A Comprehensive Overview of Security Monitoring Solutions for E-Health Systems

Abstract

Recently, Electronic Health Record (EHR) systems have gained a great attention in industry, research and public sectors in order to enhance the quality of healthcare. Security and privacy, however, are still major issues that require further investigations. The recognition of the significance of various security aspects in the adaptation of EHR solutions has been accompanied with an increasing research work that aims at tackling these issues. Security monitoring is one of the security issues that has attracted an increased attention in the last few years. Security monitoring is a security mechanism that aims at detecting security violations or anomalous behaviour during operation. Such violations can be identified at low technical layers or at the business layer (compliance, violation of legal requirements). In this tutorial, we tackle the issue security monitoring and discuss various analysis methods used to monitor and detect anomalies and security violations.
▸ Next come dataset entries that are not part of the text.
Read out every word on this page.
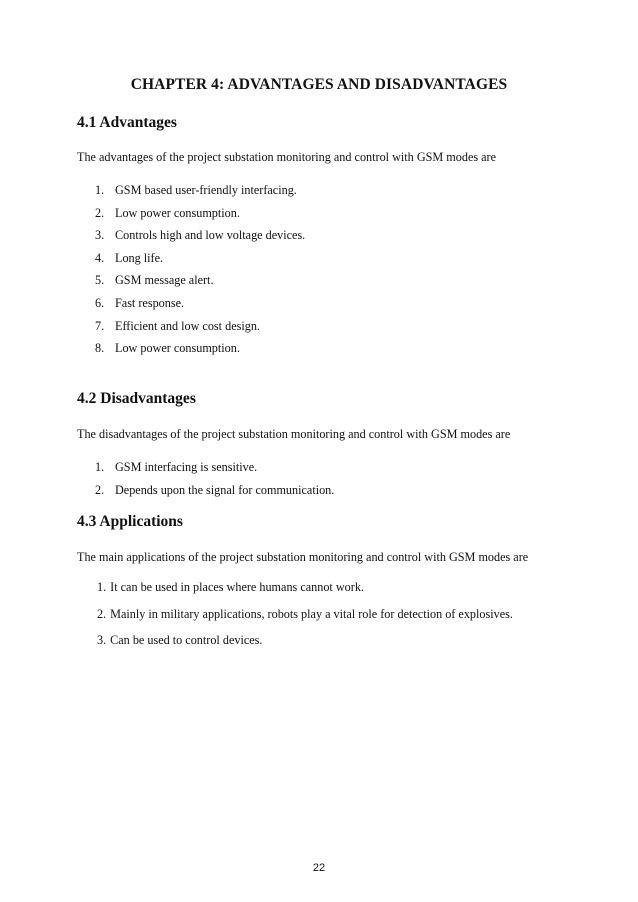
CHAPTER 4: ADVANTAGES AND DISADVANTAGES
4.1 Advantages
The advantages of the project substation monitoring and control with GSM modes are
1. GSM based user-friendly interfacing.
2. Low power consumption.
3. Controls high and low voltage devices.
4. Long life.
5. GSM message alert.
6. Fast response.
7. Efficient and low cost design.
8. Low power consumption.
4.2 Disadvantages
The disadvantages of the project substation monitoring and control with GSM modes are
1. GSM interfacing is sensitive.
2. Depends upon the signal for communication.
4.3 Applications
The main applications of the project substation monitoring and control with GSM modes are
1. It can be used in places where humans cannot work.
2. Mainly in military applications, robots play a vital role for detection of explosives.
3. Can be used to control devices.
22
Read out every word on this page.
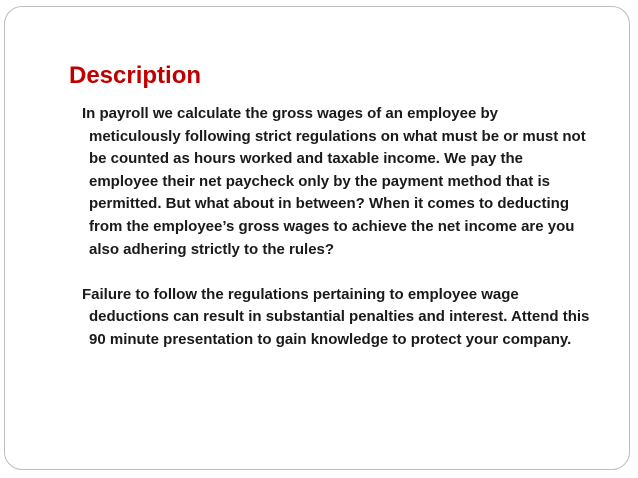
Description

In payroll we calculate the gross wages of an employee by meticulously following strict regulations on what must be or must not be counted as hours worked and taxable income. We pay the employee their net paycheck only by the payment method that is permitted. But what about in between? When it comes to deducting from the employee’s gross wages to achieve the net income are you also adhering strictly to the rules?

Failure to follow the regulations pertaining to employee wage deductions can result in substantial penalties and interest. Attend this 90 minute presentation to gain knowledge to protect your company.
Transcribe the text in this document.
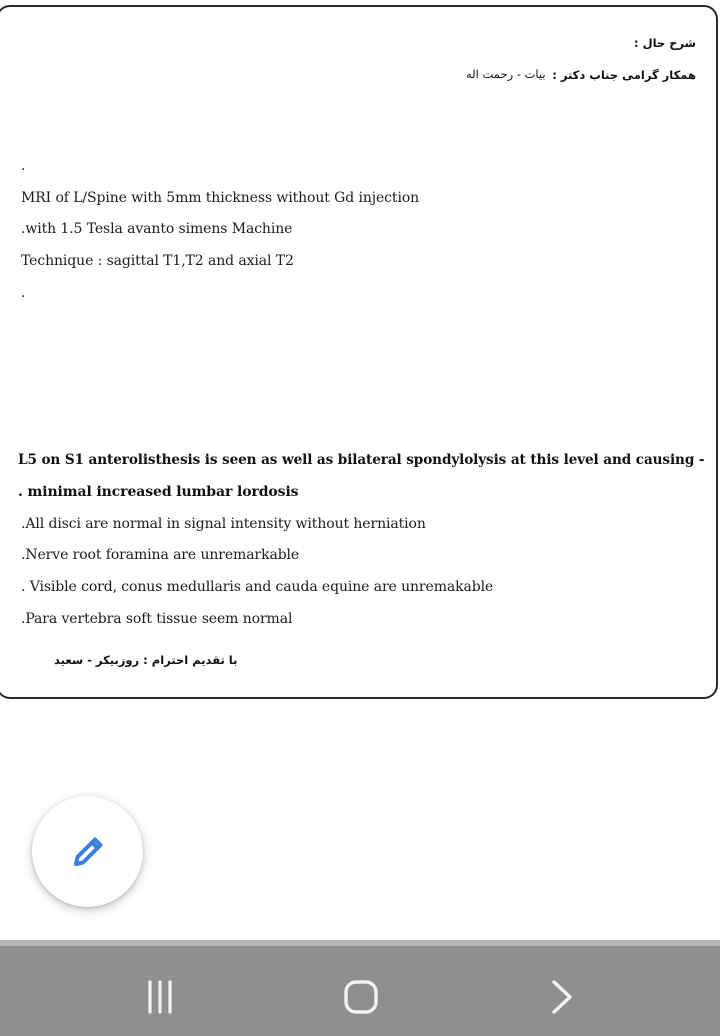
شرح حال :
همکار گرامی جناب دکتر :
بیات - رحمت اله
.
MRI of L/Spine with 5mm thickness without Gd injection
.with 1.5 Tesla avanto simens Machine
Technique : sagittal T1,T2 and axial T2
.
L5 on S1 anterolisthesis is seen as well as bilateral spondylolysis at this level and causing -
. minimal increased lumbar lordosis
.All disci are normal in signal intensity without herniation
.Nerve root foramina are unremarkable
. Visible cord, conus medullaris and cauda equine are unremakable
.Para vertebra soft tissue seem normal
با تقدیم احترام : روزبیکر - سعید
We focus on the methods that have been used to detect anomalies in the heath care domain. Furthermore, we only consider security monitoring from a technical perspective, abstract regulations and legal aspects of malicious attacks and insider threats are out of scope of this tutorial. Thus, targeted audience are computer scientists with an interest on security monitoring and anomaly detection techniques applied in the healthcare domain. The tutorial provides, besides a brief theoretical background on anomaly and mis-use detection techniques, case studies in the healthcare domain. The case studies are based on a systematic literature review conducted by the author aiming at identifying the main characteristics of up-to-date security monitoring solutions targeting anomalous user behaviours in the healthcare domain. The survey showed that anomaly detection, both supervised as well as unsupervised methods, was the main technique used. For example, (1) applying supervised learning techniques to detect anomalous behaviour of users based on various features, e.g., Access time, role, and location, or (2) unsupervised learning method to detect anomalous insiders in the context of collaborative environments. Discussions about these case studies, the problems considered, the solutions proposed, and the results found will be presented.